Webbed Attachments: Psychedelic Lessons from the Multiverse
UW Elvehjem Building 800 University Ave. , Madison, Wisconsin 53703
This is not your mother’s humanities lecture. UW-Madison professor of English Ramzi Fawaz will discuss how the effects of psychedelic experiences (including the dissolution of the self) offer hope in a world full of chips on shoulders. Fawaz will draw evidence from the film Spider-Man: Into the Spider-Verse (2018). Differences, he argues, are “an endless web of relations across multiple dimensions rather than rigidly formed identities.” Fawaz is the author of The New Mutants: Superheroes and the Radical Imagination of American Comics (2016) and Queer Forms (2022). and is currently at work on a new book project titled Literary Theory on Acid. The lecture is part of the UW Center for the Humanities "Focus on the Humanities" series.
media release: This Focus on the Humanities talk explores how the fundamental qualities of the psychedelic experience—including heightened affective intensity, the dissolution of the ego, and a sense of cosmic interconnectedness with the world—offers a hopeful alternative to contemporary identitarianism, a left political logic which frequently associates the pursuit of social justice with the defense of seemingly coherent, bounded marginalized subjectivities. Building on Wendy Brown’s classic formulation of “wounded attachment,” Fawaz argues that in a painful paradox, the obsessive attachment to cultural identity as the vehicle for articulating marginalized subjects’ bids for political freedom, often masks the underlying desire to commune freely across our differences. Against this logic, Fawaz turns to the distinctly psychedelic animated film, Spider-Man into the Spider-Verse (2018), which uses the titular superhero’s signature “webbing” as a visual theory of attachment and affiliation across infinite differences. By visually and conceptually fracturing Spider-Man’s seemingly coherent ego across time and space, the film presents the fictional concept of the multiverse as a distinctly psychedelic figure for conceiving differences as an endless web of relations across multiple dimensions rather than rigidly formed identities.

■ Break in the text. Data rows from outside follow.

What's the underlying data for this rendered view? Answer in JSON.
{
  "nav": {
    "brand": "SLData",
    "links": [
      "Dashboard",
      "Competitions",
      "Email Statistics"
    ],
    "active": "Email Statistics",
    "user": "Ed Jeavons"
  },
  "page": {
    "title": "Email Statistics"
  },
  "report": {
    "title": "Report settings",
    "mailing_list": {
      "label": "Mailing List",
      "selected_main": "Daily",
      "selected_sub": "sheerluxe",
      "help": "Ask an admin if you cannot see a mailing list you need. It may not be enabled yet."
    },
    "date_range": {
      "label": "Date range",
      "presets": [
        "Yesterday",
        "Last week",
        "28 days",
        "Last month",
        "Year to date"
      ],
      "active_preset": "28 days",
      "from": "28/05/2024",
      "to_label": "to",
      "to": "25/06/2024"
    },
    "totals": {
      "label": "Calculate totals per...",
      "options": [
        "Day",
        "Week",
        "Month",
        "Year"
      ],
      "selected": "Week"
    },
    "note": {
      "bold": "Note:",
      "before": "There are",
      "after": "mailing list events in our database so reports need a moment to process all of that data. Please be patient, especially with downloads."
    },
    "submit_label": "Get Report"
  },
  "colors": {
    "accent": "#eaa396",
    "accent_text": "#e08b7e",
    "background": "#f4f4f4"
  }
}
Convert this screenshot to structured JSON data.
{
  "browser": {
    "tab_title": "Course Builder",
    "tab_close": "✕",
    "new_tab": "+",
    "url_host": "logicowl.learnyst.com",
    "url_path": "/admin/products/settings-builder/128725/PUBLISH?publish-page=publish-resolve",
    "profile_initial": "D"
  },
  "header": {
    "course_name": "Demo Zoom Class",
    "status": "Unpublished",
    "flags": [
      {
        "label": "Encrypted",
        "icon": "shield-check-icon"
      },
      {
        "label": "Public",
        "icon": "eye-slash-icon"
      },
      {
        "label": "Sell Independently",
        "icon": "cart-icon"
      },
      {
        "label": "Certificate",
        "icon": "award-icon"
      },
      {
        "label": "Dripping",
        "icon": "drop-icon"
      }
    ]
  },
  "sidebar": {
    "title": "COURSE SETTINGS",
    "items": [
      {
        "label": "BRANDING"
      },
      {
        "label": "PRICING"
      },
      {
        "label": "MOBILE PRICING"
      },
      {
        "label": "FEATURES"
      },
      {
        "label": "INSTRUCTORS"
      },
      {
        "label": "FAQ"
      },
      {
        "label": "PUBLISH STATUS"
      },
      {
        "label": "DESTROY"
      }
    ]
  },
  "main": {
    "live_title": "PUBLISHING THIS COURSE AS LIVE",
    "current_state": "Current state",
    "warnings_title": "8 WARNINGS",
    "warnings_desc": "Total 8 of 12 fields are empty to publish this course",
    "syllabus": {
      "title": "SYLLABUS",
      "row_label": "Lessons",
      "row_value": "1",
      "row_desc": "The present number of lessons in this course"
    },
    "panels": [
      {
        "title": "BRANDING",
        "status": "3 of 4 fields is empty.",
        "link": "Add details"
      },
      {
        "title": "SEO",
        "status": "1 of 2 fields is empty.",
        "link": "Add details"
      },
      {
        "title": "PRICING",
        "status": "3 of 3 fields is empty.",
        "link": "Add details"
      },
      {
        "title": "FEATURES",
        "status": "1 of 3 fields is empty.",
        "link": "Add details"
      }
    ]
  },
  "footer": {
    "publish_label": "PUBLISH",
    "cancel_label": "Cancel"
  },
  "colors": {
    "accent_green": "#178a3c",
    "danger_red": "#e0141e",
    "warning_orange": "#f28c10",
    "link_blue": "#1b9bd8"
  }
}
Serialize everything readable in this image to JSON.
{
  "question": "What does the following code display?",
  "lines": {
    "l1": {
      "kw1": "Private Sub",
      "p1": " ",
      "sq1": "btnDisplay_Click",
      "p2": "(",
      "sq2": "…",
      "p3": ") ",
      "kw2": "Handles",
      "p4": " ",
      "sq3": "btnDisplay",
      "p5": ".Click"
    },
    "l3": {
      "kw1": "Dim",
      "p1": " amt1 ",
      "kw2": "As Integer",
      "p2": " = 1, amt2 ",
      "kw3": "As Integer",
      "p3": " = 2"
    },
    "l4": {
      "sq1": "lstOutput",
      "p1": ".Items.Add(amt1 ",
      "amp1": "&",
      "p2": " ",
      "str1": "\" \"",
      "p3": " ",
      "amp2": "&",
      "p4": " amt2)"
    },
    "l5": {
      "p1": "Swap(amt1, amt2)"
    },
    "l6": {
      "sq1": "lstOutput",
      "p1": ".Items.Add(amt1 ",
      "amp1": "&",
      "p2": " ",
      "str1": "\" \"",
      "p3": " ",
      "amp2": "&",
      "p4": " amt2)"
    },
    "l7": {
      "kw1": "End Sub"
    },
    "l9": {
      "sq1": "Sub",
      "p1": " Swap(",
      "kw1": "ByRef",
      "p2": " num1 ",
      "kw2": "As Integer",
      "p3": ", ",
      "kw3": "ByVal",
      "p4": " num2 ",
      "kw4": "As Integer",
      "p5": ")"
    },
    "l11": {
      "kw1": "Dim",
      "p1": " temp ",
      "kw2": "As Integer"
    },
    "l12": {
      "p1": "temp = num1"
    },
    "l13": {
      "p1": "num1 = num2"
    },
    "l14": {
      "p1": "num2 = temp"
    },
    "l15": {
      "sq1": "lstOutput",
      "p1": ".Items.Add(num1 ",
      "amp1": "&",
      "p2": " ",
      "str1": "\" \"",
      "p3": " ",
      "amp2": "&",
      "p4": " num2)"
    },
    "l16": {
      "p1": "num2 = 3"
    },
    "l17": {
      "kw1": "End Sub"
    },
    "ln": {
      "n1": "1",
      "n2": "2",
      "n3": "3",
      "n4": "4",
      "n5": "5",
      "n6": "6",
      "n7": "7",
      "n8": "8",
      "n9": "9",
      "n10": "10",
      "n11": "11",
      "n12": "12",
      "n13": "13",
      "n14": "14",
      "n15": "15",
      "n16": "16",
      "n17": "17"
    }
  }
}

Ramzi Fawaz is a Romnes Professor of English at the University of Wisconsin, Madison. He is the author of The New Mutants: Superheroes and the Radical Imagination of American Comics (2016) and Queer Forms (2022). With Darieck Scott he coedited a special issue of American Literature titled “Queer About Comics,” which won the 2019 best special issue of the year award from the Council of Editors of Learned Journals. Alongside Deborah E. Whaley and Shelley Streeby, he coedited Keywords for Comics Studies, which was selected as a Choice Outstanding Academic Title of 2022. Fawaz is currently at work on a new book project titled Literary Theory on Acid, in which he argues for the necessity of literary and cultural studies approaches to the contemporary psychedelic renaissance.